GETを受信した場合、フォルダカウントを参照し(1912)、2以上であれば他のクライアントが読み込んだデータが存在するため、そのデータをレスポンスとしてクライアント側プロキシ(12)へ送信する(1913)。フォルダ内の全ファイルを転送完了するかタイムアウトするまでこれを繰り返し(1914)、終了したらフォルダカウントをカウントダウンする(1915)。
フォルダカウントが1であった場合、リクエストをサーバ(16)へ転送し(1916)、それに対するレスポンスを受信するまで待機する(1917)。
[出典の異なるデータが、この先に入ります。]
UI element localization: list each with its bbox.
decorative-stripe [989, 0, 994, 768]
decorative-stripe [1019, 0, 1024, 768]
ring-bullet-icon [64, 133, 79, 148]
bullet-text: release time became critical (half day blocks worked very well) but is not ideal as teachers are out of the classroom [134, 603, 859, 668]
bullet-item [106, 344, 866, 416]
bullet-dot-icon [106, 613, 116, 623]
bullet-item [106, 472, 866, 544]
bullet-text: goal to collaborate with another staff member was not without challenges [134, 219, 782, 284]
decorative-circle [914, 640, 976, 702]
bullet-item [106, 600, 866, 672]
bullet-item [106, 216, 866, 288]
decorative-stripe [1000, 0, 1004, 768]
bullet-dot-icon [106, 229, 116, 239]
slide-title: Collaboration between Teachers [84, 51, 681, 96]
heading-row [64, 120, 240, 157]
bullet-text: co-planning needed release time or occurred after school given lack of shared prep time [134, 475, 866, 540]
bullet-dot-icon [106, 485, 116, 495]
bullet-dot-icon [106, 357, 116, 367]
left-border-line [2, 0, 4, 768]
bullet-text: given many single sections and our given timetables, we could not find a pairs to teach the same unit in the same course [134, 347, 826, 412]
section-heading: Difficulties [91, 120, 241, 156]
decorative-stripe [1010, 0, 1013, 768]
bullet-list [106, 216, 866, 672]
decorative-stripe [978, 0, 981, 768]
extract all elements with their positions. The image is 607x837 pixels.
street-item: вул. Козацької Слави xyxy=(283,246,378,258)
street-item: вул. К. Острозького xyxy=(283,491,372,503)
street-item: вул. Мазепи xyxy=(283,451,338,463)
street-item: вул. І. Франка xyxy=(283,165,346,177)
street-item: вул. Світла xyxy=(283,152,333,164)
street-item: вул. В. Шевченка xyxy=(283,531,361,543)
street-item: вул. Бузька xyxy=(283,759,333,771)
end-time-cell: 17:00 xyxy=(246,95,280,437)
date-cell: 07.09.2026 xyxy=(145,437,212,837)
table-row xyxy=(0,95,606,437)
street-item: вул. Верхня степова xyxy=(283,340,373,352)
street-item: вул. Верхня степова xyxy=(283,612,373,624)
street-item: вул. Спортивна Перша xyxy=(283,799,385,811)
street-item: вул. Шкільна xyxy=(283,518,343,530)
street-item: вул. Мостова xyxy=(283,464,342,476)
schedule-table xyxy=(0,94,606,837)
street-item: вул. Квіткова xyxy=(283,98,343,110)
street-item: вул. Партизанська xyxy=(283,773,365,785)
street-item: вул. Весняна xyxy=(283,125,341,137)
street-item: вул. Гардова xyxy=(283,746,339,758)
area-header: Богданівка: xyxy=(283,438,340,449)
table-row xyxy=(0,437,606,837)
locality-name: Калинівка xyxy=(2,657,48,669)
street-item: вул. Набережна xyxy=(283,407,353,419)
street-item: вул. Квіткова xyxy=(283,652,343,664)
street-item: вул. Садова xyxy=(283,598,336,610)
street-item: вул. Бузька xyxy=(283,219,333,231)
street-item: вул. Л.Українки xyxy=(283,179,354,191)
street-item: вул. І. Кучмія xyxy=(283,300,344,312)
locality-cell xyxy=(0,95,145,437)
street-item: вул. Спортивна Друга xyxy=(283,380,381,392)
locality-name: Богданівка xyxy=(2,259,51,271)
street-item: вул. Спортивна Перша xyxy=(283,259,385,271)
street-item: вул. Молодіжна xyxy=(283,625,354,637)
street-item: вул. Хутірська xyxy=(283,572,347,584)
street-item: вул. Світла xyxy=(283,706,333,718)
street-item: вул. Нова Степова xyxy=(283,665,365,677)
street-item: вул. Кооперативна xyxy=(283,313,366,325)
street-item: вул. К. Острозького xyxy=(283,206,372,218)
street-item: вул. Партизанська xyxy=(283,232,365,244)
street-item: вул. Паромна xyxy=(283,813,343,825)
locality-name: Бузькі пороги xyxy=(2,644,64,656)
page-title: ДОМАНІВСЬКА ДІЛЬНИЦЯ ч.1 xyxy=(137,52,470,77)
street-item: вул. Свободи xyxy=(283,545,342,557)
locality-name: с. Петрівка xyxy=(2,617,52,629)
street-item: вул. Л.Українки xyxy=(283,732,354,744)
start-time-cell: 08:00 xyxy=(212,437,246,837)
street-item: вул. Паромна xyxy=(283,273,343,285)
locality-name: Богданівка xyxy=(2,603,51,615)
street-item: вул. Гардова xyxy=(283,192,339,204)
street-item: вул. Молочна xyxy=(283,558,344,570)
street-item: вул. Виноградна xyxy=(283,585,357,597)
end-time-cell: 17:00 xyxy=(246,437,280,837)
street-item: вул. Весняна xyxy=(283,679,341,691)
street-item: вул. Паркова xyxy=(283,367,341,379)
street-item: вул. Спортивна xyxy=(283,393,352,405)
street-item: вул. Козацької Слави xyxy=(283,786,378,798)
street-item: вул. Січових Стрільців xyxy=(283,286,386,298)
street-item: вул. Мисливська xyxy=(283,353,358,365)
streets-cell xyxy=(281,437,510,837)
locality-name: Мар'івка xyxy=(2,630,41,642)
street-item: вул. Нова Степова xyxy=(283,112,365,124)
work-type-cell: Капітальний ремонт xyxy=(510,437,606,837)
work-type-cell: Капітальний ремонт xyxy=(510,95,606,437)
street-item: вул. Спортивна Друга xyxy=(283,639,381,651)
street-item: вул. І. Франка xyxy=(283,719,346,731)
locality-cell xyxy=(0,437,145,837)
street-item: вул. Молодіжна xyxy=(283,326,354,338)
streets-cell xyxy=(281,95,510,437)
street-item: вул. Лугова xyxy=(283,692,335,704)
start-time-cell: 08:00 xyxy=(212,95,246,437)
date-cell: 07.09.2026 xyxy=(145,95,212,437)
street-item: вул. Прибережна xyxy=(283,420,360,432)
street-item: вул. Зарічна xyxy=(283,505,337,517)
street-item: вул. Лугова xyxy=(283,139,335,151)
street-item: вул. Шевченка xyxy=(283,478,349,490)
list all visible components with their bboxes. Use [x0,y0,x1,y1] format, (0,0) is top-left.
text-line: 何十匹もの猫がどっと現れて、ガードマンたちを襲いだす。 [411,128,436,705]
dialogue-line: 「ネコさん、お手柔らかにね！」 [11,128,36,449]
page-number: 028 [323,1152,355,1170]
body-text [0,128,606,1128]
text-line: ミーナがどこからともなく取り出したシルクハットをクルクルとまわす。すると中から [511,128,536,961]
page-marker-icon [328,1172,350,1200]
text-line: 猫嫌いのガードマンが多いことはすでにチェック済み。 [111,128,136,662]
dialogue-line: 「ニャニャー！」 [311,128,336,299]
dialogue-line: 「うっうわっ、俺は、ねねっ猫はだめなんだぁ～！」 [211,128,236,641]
受信されればクライアント側プロキシ(12)へ転送し(1918)、次のファイルに対するプリフェッチリクエストを送信する(1919)。 サーバ(16)からのプリフェッチデータを受信すると(1920)、クライアント側プロキシに送信する(1921)。ファイル一覧にファイルが残っていれば、1919以降を繰り返す(1922)。すべてのデータを転送し終わるか、タイムアウトによりプリフェッチしたデータを破棄し初期状態(1901)に戻る(1923)。
上述の実施例により、HTTPやWebDAVに従う通信で、サーバからクライアントの利用状況に応じて複数ファイルを効率的に転送するとができる。